The Bush administration's former Environmental Protection Agency (EPA) administrator, Christine Todd Whitman, vocally backed President Obama's cap-and-trade proposals to curb carbon emissions and climate change.

Whitman, a centrist Republican, said that the health benefits to be gained by cap-and-trade would outweigh any costs, and that anyone who promised more energy at the same cost was being deceptive.

"The point here is that the health benefit and every other benefit we get in the long term will offset this," Whitman said during an appearance on CNBC. "We're going to pay more for power; anybody who's out there telling you that we're going to meet this 21 percent increase in demand for electricity by 2030 without having to pay more is blowing smoke."
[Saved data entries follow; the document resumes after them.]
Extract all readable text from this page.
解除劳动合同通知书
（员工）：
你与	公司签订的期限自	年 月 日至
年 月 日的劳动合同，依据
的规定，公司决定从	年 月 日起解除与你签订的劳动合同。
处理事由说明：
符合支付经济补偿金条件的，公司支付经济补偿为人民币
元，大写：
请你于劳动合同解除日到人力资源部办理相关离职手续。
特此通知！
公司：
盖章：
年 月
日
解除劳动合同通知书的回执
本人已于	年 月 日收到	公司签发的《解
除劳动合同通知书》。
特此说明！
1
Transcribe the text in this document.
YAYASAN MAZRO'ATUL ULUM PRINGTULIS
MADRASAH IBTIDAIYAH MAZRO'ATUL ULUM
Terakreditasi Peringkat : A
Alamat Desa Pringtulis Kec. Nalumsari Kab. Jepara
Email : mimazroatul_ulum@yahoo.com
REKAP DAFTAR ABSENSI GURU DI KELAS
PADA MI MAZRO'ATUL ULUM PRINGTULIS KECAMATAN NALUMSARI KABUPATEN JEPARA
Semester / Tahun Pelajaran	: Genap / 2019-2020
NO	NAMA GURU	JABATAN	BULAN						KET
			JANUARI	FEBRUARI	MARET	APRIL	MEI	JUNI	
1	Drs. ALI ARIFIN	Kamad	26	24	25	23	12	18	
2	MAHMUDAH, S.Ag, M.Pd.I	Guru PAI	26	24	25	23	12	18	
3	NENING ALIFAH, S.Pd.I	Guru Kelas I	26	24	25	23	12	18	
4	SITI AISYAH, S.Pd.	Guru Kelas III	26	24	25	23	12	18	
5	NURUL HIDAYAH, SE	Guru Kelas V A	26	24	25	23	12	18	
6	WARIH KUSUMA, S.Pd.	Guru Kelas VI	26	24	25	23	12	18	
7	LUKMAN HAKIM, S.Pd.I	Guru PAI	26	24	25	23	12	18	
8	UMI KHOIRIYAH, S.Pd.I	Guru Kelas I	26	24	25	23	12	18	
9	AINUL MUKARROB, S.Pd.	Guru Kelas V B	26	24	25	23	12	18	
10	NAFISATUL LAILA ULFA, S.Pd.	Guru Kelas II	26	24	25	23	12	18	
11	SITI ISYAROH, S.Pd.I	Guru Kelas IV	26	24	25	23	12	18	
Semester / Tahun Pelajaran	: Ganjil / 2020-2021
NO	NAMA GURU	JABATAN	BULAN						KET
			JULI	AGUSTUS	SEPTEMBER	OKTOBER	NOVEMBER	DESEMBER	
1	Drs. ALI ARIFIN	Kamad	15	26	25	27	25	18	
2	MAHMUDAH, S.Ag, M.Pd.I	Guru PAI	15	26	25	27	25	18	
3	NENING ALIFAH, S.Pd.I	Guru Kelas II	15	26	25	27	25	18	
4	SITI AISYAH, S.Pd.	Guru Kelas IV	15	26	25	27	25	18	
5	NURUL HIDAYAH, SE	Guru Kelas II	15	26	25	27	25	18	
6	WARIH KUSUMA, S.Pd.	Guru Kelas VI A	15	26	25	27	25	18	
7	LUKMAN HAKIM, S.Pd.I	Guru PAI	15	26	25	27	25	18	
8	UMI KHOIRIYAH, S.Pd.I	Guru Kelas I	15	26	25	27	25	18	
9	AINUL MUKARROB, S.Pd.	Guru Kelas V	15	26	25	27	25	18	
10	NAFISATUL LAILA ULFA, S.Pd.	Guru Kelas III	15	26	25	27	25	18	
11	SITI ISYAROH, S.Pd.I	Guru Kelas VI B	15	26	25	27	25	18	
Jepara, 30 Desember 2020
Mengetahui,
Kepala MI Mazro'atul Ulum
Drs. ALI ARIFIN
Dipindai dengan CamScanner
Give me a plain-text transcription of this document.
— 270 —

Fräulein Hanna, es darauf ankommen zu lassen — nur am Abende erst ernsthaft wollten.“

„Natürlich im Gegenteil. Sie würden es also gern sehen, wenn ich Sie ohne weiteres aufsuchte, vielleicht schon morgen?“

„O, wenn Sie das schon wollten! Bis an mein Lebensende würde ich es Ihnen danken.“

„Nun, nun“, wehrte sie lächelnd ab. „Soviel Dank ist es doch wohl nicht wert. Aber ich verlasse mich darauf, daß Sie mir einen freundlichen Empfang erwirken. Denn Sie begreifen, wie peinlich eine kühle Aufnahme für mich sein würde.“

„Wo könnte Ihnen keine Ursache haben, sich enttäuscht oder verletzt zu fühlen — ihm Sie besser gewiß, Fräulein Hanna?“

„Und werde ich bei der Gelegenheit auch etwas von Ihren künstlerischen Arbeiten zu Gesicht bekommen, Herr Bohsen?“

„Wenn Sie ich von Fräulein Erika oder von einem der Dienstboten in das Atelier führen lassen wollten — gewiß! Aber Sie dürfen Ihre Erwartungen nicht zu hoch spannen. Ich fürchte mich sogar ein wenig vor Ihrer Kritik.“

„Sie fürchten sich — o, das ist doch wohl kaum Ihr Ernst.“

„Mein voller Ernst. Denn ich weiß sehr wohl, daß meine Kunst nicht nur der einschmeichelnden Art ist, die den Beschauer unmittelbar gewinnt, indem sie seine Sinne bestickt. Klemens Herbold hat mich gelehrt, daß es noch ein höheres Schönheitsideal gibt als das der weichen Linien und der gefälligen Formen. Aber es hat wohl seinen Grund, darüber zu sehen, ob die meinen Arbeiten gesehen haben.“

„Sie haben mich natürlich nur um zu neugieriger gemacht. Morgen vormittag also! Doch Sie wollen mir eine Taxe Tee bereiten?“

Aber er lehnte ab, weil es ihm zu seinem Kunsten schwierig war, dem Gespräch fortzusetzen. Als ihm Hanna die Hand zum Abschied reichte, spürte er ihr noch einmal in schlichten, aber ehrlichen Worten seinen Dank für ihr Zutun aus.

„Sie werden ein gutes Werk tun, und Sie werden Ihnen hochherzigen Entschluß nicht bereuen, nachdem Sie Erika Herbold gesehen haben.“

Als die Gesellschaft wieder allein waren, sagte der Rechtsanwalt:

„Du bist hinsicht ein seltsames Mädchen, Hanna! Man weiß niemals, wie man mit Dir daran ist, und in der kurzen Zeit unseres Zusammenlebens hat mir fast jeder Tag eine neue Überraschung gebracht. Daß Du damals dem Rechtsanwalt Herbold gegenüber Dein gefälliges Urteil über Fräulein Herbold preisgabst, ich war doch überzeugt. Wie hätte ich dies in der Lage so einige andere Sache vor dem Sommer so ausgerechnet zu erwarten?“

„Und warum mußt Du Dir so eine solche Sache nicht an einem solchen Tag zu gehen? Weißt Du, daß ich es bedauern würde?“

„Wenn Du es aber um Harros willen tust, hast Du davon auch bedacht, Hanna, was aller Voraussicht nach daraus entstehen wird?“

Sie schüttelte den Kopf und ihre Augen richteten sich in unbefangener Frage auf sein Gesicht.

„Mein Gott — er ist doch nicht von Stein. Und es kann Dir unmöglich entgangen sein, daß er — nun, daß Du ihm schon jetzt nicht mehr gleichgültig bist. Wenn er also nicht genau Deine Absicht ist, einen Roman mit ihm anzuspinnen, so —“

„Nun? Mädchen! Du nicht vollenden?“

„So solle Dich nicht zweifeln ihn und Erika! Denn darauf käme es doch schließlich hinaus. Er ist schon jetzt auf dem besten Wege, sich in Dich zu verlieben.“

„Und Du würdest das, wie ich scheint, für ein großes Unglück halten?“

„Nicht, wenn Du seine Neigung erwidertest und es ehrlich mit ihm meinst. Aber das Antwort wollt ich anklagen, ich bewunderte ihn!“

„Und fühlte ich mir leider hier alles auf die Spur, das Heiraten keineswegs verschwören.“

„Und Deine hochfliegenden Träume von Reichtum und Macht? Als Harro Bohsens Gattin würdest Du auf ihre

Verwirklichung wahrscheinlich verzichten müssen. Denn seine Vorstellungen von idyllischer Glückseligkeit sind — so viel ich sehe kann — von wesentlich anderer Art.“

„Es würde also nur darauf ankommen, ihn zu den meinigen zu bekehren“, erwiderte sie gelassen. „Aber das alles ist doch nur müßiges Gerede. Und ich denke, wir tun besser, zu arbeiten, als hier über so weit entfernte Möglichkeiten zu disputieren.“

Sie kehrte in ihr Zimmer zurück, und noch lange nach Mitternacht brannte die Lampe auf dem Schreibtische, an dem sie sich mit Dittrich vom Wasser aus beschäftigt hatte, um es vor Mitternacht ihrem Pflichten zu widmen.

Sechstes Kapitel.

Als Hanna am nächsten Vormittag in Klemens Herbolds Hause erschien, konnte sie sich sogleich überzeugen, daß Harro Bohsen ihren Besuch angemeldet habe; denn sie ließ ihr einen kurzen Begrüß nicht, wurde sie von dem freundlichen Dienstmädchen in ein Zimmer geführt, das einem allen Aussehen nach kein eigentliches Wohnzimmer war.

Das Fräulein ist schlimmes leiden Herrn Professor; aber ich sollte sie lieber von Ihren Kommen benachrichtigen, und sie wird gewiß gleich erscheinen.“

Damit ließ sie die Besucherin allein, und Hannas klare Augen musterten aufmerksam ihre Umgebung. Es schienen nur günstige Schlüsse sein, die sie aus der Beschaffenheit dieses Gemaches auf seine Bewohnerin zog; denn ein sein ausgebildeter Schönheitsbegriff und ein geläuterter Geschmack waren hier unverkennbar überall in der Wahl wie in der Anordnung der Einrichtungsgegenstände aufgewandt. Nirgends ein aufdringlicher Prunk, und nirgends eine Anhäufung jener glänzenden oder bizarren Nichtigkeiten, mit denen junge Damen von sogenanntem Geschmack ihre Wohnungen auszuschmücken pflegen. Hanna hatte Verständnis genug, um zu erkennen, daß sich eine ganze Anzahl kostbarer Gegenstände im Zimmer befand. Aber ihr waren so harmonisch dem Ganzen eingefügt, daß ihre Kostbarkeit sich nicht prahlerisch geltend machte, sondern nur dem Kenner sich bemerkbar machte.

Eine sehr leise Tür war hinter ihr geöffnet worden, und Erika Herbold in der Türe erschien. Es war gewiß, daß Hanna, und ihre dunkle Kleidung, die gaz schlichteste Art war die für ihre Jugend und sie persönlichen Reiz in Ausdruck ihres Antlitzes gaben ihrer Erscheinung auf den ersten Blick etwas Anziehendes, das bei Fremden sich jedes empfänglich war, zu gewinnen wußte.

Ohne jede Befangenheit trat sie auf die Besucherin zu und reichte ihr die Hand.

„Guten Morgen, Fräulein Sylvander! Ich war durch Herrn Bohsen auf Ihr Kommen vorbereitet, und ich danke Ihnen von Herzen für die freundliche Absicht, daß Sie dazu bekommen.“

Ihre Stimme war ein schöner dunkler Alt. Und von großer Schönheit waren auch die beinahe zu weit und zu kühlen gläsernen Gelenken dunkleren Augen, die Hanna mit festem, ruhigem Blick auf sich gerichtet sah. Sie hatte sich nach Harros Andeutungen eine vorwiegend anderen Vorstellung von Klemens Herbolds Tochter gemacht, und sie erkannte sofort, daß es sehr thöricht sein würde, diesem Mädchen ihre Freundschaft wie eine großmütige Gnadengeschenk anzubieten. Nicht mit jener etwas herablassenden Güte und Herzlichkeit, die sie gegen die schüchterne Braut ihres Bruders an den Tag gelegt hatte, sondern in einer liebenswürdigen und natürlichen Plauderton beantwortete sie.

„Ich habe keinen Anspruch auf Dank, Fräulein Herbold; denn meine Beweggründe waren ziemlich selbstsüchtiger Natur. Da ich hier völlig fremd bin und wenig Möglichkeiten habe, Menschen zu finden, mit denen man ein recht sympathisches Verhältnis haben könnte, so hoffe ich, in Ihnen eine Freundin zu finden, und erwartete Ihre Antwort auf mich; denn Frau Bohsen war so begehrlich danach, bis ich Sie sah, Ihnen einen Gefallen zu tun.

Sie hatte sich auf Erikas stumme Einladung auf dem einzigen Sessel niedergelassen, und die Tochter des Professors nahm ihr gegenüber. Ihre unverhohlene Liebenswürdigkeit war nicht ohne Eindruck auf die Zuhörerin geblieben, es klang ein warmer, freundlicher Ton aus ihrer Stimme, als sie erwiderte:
Whitman said that the business community would actually gain from federal legislation on carbon emissions, because different standards in different states have driven up compliance costs for corporations. She additionally claimed that a number of businesses were ready and waiting to move into the carbon emissions market.

The former New Jersey governor also pointed to the EPA's experience in the 1990s regulating sulfur dioxide using cap-and-trade as a reason for why it should be used to reduce carbon outputs.

"Cap-and-trade is something -- was done in 1990 to get out sulfur dioxide and the Clean Air Act amendments worked very well. In fact, it didn't cost nearly as much as all the prognosticators said it was going to cost," she explained.